MATCH OF THE WEEKEND: Manchester United v Chelsea
A lot has been made of the fact that whoever wins this match will win the title if they win all their remaining fixtures. I certainly believe that if United claim the victory then they will finish higher than Chelsea, but they may not necessarily win the league.
This is a game that Chelsea cannot afford to lose. Following their Champions League exit, winning the FA Cup will not be enough for them, and it may not be enough to keep Carlo Ancelotti in his job. Winning the final at Wembley will only be satisfactory for Roman Abramovich if it follows them lifting the Premier League trophy.
Chelsea have scored 12 goals in their last two matches, while United are coming into the game off the back of a crushing European defeat in Munich, but I'm not so sure that form will have a bearing on the result at Old Trafford. United have a history of winning domestic games that immediately follow European defeats.
However, John Terry will have breathed a sigh of relief when it transpired that Wayne Rooney will not be fit for this match. With so many other Chelsea defenders missing through injury, Rooney would certainly have caused them no end of problems. Now it's a case of whether his replacement can take his chance to contribute to United's title charge.

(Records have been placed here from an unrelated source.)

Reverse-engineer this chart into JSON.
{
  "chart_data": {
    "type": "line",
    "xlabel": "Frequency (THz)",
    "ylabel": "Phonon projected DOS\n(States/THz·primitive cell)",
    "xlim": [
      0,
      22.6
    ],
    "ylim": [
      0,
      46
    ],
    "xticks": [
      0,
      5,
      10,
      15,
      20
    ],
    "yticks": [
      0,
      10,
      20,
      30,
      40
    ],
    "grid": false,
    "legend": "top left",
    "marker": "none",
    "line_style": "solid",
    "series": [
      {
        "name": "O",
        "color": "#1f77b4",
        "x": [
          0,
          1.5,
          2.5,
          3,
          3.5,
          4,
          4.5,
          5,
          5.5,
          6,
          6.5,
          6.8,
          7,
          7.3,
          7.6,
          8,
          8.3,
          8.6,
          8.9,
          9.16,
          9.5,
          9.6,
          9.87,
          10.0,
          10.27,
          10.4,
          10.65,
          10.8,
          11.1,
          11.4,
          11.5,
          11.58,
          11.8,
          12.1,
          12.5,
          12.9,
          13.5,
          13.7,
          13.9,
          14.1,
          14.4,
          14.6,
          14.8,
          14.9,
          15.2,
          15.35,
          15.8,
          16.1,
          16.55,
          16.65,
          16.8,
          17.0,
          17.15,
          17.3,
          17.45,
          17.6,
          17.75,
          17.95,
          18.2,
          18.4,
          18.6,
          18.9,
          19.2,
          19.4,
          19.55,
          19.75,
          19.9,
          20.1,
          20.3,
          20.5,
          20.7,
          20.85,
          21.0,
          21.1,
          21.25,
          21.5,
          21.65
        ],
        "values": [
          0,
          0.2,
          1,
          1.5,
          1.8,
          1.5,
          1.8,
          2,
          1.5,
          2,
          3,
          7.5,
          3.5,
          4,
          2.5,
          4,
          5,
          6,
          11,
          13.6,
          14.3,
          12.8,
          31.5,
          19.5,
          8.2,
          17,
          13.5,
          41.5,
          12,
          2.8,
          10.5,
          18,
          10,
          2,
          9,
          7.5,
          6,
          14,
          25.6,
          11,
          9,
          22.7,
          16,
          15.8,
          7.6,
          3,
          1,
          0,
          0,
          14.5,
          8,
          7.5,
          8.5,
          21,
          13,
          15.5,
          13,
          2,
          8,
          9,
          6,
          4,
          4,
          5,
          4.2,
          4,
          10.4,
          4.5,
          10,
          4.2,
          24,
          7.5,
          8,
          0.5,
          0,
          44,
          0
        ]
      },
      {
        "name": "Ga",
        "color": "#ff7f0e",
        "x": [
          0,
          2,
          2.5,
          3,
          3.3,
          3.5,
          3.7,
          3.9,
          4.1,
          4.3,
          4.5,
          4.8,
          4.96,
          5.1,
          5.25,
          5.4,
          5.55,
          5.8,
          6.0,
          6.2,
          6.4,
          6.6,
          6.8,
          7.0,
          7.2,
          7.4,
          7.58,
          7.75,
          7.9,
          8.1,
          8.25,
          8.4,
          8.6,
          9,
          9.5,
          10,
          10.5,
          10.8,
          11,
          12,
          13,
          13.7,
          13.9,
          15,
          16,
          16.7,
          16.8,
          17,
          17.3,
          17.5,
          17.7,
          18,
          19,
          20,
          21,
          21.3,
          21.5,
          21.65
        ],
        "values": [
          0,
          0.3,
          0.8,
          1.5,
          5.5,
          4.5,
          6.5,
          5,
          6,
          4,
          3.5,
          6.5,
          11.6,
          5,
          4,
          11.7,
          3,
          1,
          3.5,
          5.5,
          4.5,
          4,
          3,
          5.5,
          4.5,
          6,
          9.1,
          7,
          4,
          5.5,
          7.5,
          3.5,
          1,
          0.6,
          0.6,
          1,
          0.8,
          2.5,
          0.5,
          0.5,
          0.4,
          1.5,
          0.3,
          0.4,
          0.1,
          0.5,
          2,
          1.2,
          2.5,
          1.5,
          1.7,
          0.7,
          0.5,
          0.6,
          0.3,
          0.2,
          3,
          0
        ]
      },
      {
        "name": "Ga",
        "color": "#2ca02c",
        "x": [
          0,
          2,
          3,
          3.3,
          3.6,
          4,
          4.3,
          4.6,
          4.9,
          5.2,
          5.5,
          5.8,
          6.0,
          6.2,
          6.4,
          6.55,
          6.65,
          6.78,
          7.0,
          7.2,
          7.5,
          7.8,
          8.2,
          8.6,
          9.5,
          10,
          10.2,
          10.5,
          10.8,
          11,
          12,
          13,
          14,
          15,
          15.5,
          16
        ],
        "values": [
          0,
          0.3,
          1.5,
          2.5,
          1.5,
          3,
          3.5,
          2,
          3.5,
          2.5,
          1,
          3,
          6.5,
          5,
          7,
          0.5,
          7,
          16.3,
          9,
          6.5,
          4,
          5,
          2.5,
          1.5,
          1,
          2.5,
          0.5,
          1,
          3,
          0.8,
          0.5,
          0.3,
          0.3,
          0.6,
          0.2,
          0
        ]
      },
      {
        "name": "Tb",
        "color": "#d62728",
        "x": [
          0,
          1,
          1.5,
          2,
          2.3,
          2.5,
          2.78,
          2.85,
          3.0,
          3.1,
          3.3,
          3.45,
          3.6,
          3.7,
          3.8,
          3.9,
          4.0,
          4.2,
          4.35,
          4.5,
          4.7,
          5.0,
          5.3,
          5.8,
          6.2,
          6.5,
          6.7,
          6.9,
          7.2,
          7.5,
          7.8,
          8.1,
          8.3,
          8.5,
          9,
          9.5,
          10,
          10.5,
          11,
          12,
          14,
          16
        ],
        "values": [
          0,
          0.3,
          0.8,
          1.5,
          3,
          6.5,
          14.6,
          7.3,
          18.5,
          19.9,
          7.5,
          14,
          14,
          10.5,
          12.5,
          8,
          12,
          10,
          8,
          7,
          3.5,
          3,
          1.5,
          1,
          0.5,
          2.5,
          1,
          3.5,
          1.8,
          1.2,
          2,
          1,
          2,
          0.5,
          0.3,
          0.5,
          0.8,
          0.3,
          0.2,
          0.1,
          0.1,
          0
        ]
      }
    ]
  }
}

PLAYER TO WATCH: Dimitar Berbatov
The match against Chelsea is a huge opportunity for Berbatov to show what he can do for United in big games. Usually he gets left out of the starting line-up for such key clashes, as Alex Ferguson tends to go with just one man up front, namely Rooney.
He played very well against Bolton in United's last game, but his consistency for them has been poor. The Bulgarian will be under the microscope, not just with United fans, but among all followers of the Premier League.
Berbatov is yet to justify the big money United paid for him, which would be a British record were it not for Manchester City stealing in to buy Robinho at the end of the 2008 summer transfer window. If he had joined any other club for such a huge fee, the fans would have been right on his back a long time ago, because their club would have been so much more reliant on him.
Fortunately for him, United also have Rooney, as well and Cristiano Ronaldo last season, and they have been winning games and delivering for United while Berbatov has only been delivering occasional flashes of brilliance.
If Berbatov can turn in a match-winning performance that helps United to a fourth-straight title, then he will go a long way to quieting the dissenters who have expected so much more from him. If he doesn't, and United don't finish the season top of the table, plenty of fingers will be pointing at him.
UPSET OF THE WEEKEND: Birmingham v Liverpool
Birmingham got a fair slice of luck when they earned a 1-1 draw against Arsenal last weekend, but it goes to show what a tough place St Andrews is to visit for the top teams.
Liverpool will have no problem competing on what is a tight pitch, with Javier Mascherano and Lucas sitting in midfield, but they have shown on several occasions that they can struggle to break down sides that aren't interested in playing open football.
Alex McLeish is not going to abandon the system that has served them so well this season, especially now they are safe, so there is no reason for them to go out for the win and leave themselves more open for the likes of Fernando Torres and Steven Gerrard to exploit them.
Off the back of a defeat in Europe, Liverpool may struggle to raise their game at an old-fashioned ground where the crowd are right on top of them.
Anything less than three points for Liverpool and their hopes of finishing fourth will all but evaporate, unless both Tottenham and City really fall away towards the end of the campaign.
UNDER PRESSURE: Martin O'Neill
After a 7-1 drubbing, no matter who it is against, any manager is going to seriously feeling the heat going into their next match. O'Neill will be especially feel the failure of that result at Chelsea because his team arrived there still carrying hopes of Champions League qualification, only to see them bashed from pillar to post and have their impressive defensive record dismantled within 90 minutes.
He has not had as much money to spend as some of Villa's immediate rivals, but he has been there long enough to look at his squad and truly call it his.
Despite that, and an abundance of talent in midfield, they still look very one-dimensional going forward, a lack the amount of quality among their strikers that their ambitions demand.
One thing O'Neill does have in his favour is a dedicated squad of players that enjoy playing for him, and the lack of success that Gareth Barry has enjoyed so far since his drawn out departure has shown them that the grass isn't always greener on the other side.
The recent stories about O'Neill's immediate future looked to have been whipped up by little more than paper talk. However, you do have the wonder how long the players, fans and club owner will tolerate the team continually falling short of its targets.